Wednesday, September 26, 2007

What the Columbia president is forgetting.

Bollinger ImageMany commentators have argued that Columbia University President Lee Bollinger was unwise—or, in Arnold Ahlert’s view, “idiotic”—to have hosted Iran’s Mahmoud Ahmadinejad. However, Bollinger’s plucky and articulate performance on Monday has blunted some of this criticism. Even skeptics have since praised him for his skewering of the Iranian dictator; indeed, one of Bollinger’s strongest detractors, the New York Sun editorial page, seems to have changed its mind entirely.

I endorse all these judgments—both those that criticize the wisdom of inviting Ahmadinejad and those that deem Bollinger’s performance to have been commanding. But I must confess that Bollinger’s very eloquence made me a bit sick. It’s not what he said, rather the situation in which he said it. Bollinger’s magnificent verbal pyrotechnics were made possible not by his own courage in speaking truth to power, but by a larger power he does not recognize. Bollinger’s scolding of Ahmadinejad, however brilliant, could not have happened absent the military power of the United States, which figuratively pinned Ahmadinejad’s arms while Bollinger slapped him.

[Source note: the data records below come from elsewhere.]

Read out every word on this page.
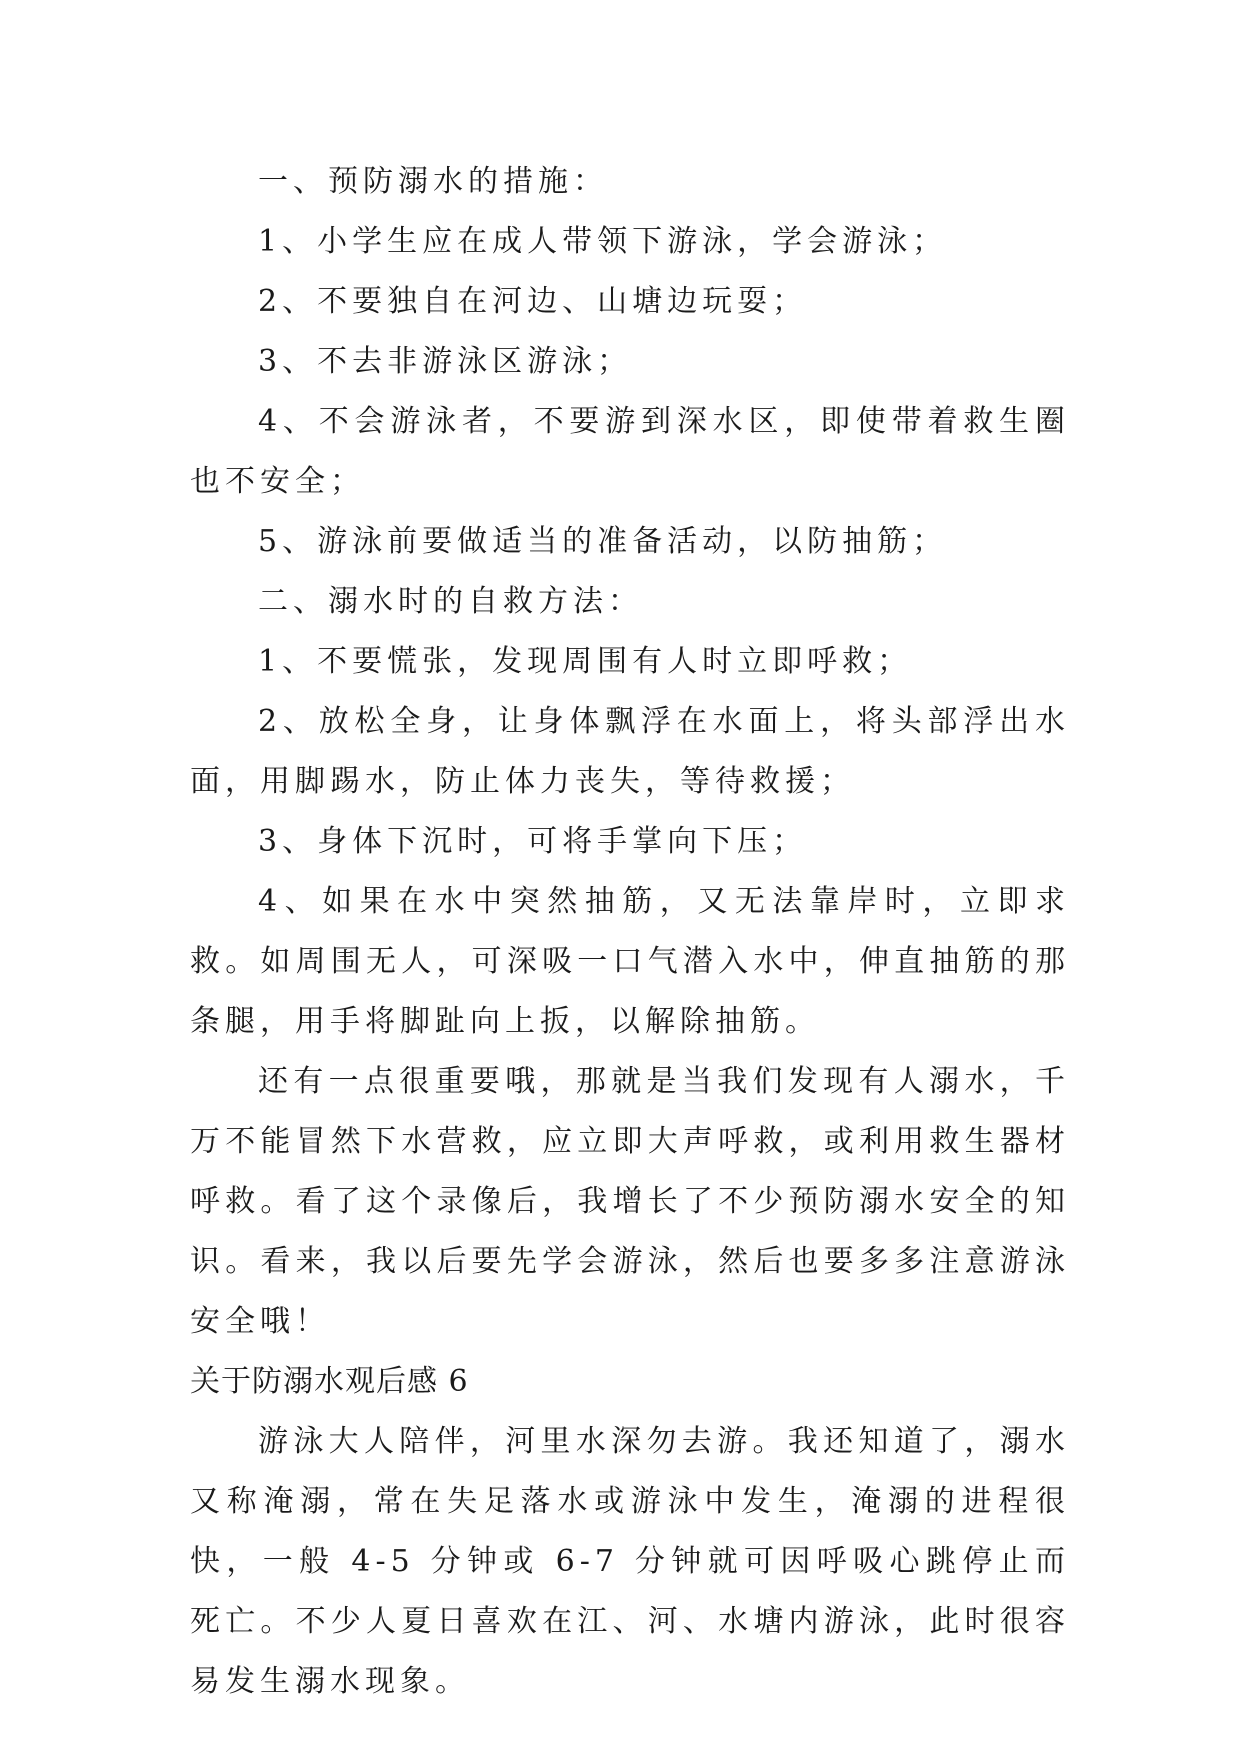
一、预防溺水的措施：

1、小学生应在成人带领下游泳，学会游泳；

2、不要独自在河边、山塘边玩耍；

3、不去非游泳区游泳；

4、不会游泳者，不要游到深水区，即使带着救生圈也不安全；

5、游泳前要做适当的准备活动，以防抽筋；

二、溺水时的自救方法：

1、不要慌张，发现周围有人时立即呼救；

2、放松全身，让身体飘浮在水面上，将头部浮出水面，用脚踢水，防止体力丧失，等待救援；

3、身体下沉时，可将手掌向下压；

4、如果在水中突然抽筋，又无法靠岸时，立即求救。如周围无人，可深吸一口气潜入水中，伸直抽筋的那条腿，用手将脚趾向上扳，以解除抽筋。

还有一点很重要哦，那就是当我们发现有人溺水，千万不能冒然下水营救，应立即大声呼救，或利用救生器材呼救。看了这个录像后，我增长了不少预防溺水安全的知识。看来，我以后要先学会游泳，然后也要多多注意游泳安全哦！

关于防溺水观后感 6

游泳大人陪伴，河里水深勿去游。我还知道了，溺水又称淹溺，常在失足落水或游泳中发生，淹溺的进程很快，一般 4-5 分钟或 6-7 分钟就可因呼吸心跳停止而死亡。不少人夏日喜欢在江、河、水塘内游泳，此时很容易发生溺水现象。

Many critics have (correctly) pointed to Bollinger’s hypocrisy on the free exchange of ideas, since he does not permit the U.S. armed forces to recruit on Columbia’s campus and does not allow a Columbia ROTC unit. During his tenure, Columbia students have physically disrupted a speech by “Minutemen” founder Jim Gilchrist. Bollinger has also winked at the suppression of open dialogue in many Middle East Studies courses.

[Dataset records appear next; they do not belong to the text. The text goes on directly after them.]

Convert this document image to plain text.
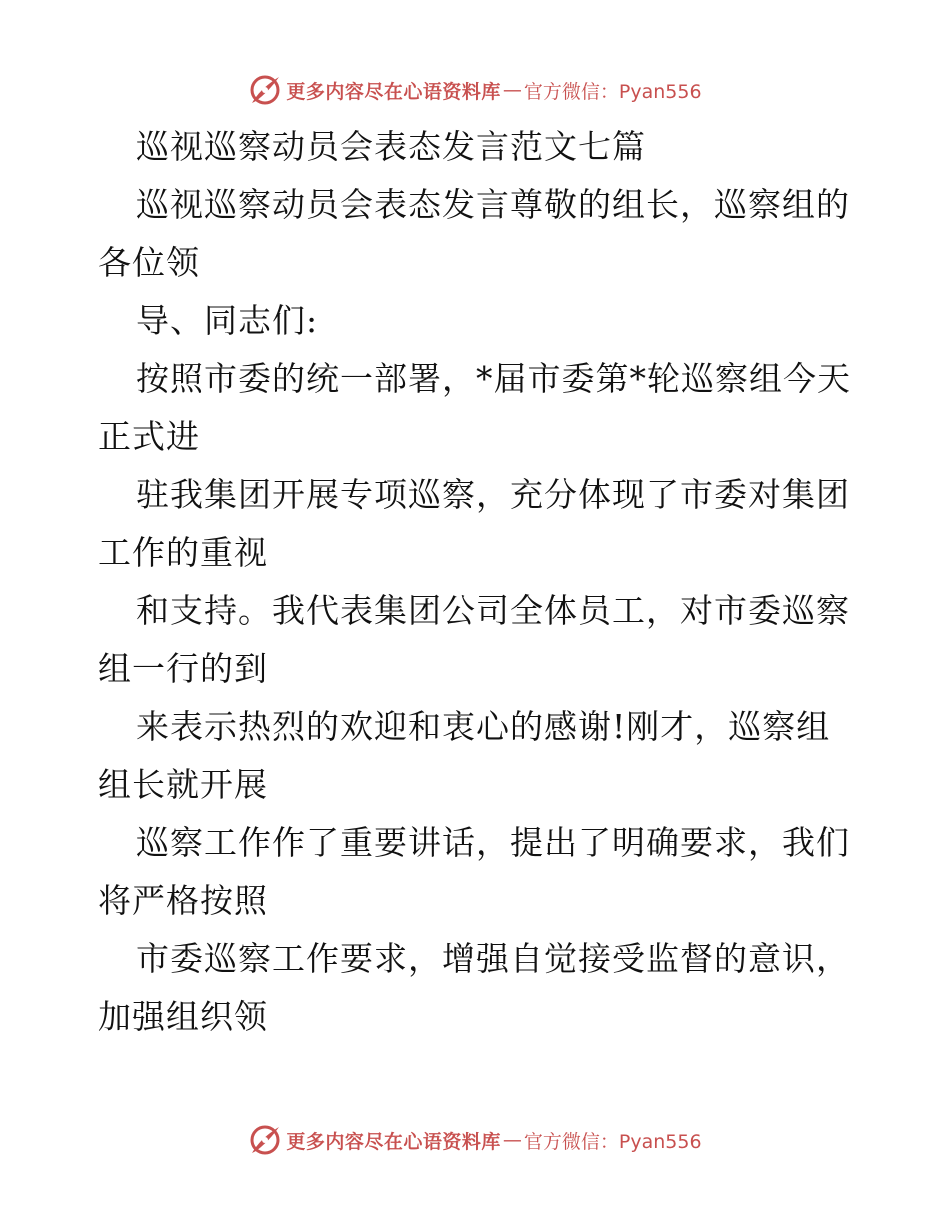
更多内容尽在心语资料库 — 官方微信：Pyan556

巡视巡察动员会表态发言范文七篇

巡视巡察动员会表态发言尊敬的组长，巡察组的

各位领

导、同志们:

按照市委的统一部署，*届市委第*轮巡察组今天

正式进

驻我集团开展专项巡察，充分体现了市委对集团

工作的重视

和支持。我代表集团公司全体员工，对市委巡察

组一行的到

来表示热烈的欢迎和衷心的感谢!刚才，巡察组

组长就开展

巡察工作作了重要讲话，提出了明确要求，我们

将严格按照

市委巡察工作要求，增强自觉接受监督的意识，

加强组织领

更多内容尽在心语资料库 — 官方微信：Pyan556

Bollinger’s magnificent verbal pyrotechnics could not have happened absent the military power of the United States.

But this is different. Bollinger—to the applause of many and the reluctant admiration of a few—has taken advantage of the sacrifice of our men and women in uniform to verbally slap around Ahmadinejad. He forgets that the only thing holding Ahmadinejad in check is American military power (which, in turn, is deployed only by our civil authorities).

Bollinger’s performance, however skillful, was illusory and narcissistic, precisely because he and his admirers forget that human ideals require the force of political and military institutions to guarantee their relevance. He prefers to think, no doubt, that it is his own idealism—and his knack for projecting it—that is defeating his victim. If Bollinger had to live as Iranian citizens do, he would know that idealism alone does not suffice. Any number of Iran’s jailed pro-democracy dissidents might be just as eloquent as Bollinger, but we can’t hear their voices. They lack the comfort of his illusions.

At Columbia, Bollinger was in the position of an effete mob boss in any number of gangster movies: slapping his victim around while the poor guy’s arms are pinned back. Ahmadinejad is no hero, and he deserves no sympathy. But that shouldn’t stop us from regarding Bollinger as a weakling, and being rather disgusted by the entire spectacle.